PCOS, or polycystic ovary syndrome, is becoming increasingly common. The syndrome is characterized by a multitude of factures, including irregular or total loss of menstrual periods, heavy periods, acne, increased facial hair, ovarian cysts and metabolic issues related to insulin sensitivity and blood sugar regulation. It is the most common endocrine disorder of women in America, and affects an incredible 5% to 10% of women between ages 18-44.
Interestingly, as we move forward in our understanding of PCOS, it appears that, despite the name, ovarian cysts are certainly not required to make the diagnosis. That is to say that the cysts are a consequence of the underlying disease process, not the fundamental player.
What PCOS represents is primarily a metabolic disorder closely akin to type 2 diabetes in which the body becomes resistant to the effects of the hormone insulin.
For those of you following my blogs, you’ll recognize that this issue with insulin seems to be a recurrent theme related to brain disorders, immune issues, and now PCOS, an ever more common situation with women that is described as having “no cure.”
Many of the manifestations of PCOS, like the acne and increased facial hair, as well as the menstrual changes, are a consequence of higher levels of male related hormones called androgens. As such, pharmaceutical intervention for PCOS often involves hormone therapy designed to re-establish balance between so called male and female hormones. In addition, the diabetes medicine metformin is frequently used to help regulate blood sugar.
And as it is with the more than 26 million diabetics in America, the first choice in PCOS, as it relates to elevated blood sugar and loss of insulin sensitivity, focuses on drug intervention and not lifestyle manifestation. But please recognize that the metabolic issue related to elevated insulin is absolutely a central issue in PCOS, not something that just appears along with the rest of the symptoms.
It turns out that the elevated level of insulin actually has a direct effect when it comes to the primary hormonal issues of PCOS. As described in this report from the Medical College of Virginia, elevated insulin stimulates the ovaries to increase their production of androgens, upsetting the male/female ratio of hormones and leading to the many downstream manifestations of PCOS.
With this understanding of the central role of insulin elevation in terms of directing the rest of the symptoms of PCOS, it truly shines a light to the importance of lifestyle issues that are directed at not only the treatment of type 2 diabetes, but perhaps even more importantly, its prevention.
The diet of Americans is anything but ideal. And as it relates to young women at risk for PCOS, the profound exposure of young women to sugars and carbohydrate rich foods, because of their role in increasing insulin, is clearly related to tipping their hormonal balance in favor of masculinizing androgen hormones, a fundamental feature of PCOS.

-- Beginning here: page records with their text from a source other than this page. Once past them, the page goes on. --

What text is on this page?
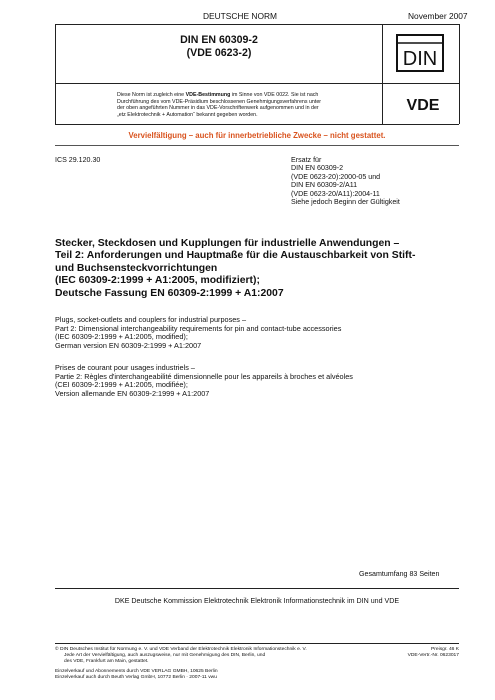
DEUTSCHE NORM	November 2007
DIN EN 60309-2
(VDE 0623-2)	DIN
Diese Norm ist zugleich eine VDE-Bestimmung im Sinne von VDE 0022. Sie ist nach
Durchführung des vom VDE-Präsidium beschlossenen Genehmigungsverfahrens unter
der oben angeführten Nummer in das VDE-Vorschriftenwerk aufgenommen und in der
„etz Elektrotechnik + Automation“ bekannt gegeben worden.
VDE
Vervielfältigung – auch für innerbetriebliche Zwecke – nicht gestattet.
ICS 29.120.30	Ersatz für
DIN EN 60309-2
(VDE 0623-20):2000-05 und
DIN EN 60309-2/A11
(VDE 0623-20/A11):2004-11
Siehe jedoch Beginn der Gültigkeit
Stecker, Steckdosen und Kupplungen für industrielle Anwendungen –
Teil 2: Anforderungen und Hauptmaße für die Austauschbarkeit von Stift-
und Buchsensteckvorrichtungen
(IEC 60309-2:1999 + A1:2005, modifiziert);
Deutsche Fassung EN 60309-2:1999 + A1:2007
Plugs, socket-outlets and couplers for industrial purposes –
Part 2: Dimensional interchangeability requirements for pin and contact-tube accessories
(IEC 60309-2:1999 + A1:2005, modified);
German version EN 60309-2:1999 + A1:2007
Prises de courant pour usages industriels –
Partie 2: Règles d'interchangeabilité dimensionnelle pour les appareils à broches et alvéoles
(CEI 60309-2:1999 + A1:2005, modifiée);
Version allemande EN 60309-2:1999 + A1:2007
Gesamtumfang 83 Seiten
DKE Deutsche Kommission Elektrotechnik Elektronik Informationstechnik im DIN und VDE
© DIN Deutsches Institut für Normung e. V. und VDE Verband der Elektrotechnik Elektronik Informationstechnik e. V.
Jede Art der Vervielfältigung, auch auszugsweise, nur mit Genehmigung des DIN, Berlin, und
des VDE, Frankfurt am Main, gestattet.
Einzelverkauf und Abonnements durch VDE VERLAG GMBH, 10625 Berlin
Einzelverkauf auch durch Beuth Verlag GmbH, 10772 Berlin · 2007-11 vwu
Preisgr. 46 K
VDE-Vertr.-Nr. 0623017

I believe PCOS is a preventable situation with diet and lifestyle well-deserving of our attention. As is so often the case in Western medicine, the focus seems to be on fixing problems with drugs long after the cow has already left the barn. We need to focus on keeping the barn door closed in the first place, a metaphor for changing our focus to prevention, as opposed to treating issues once they have arisen.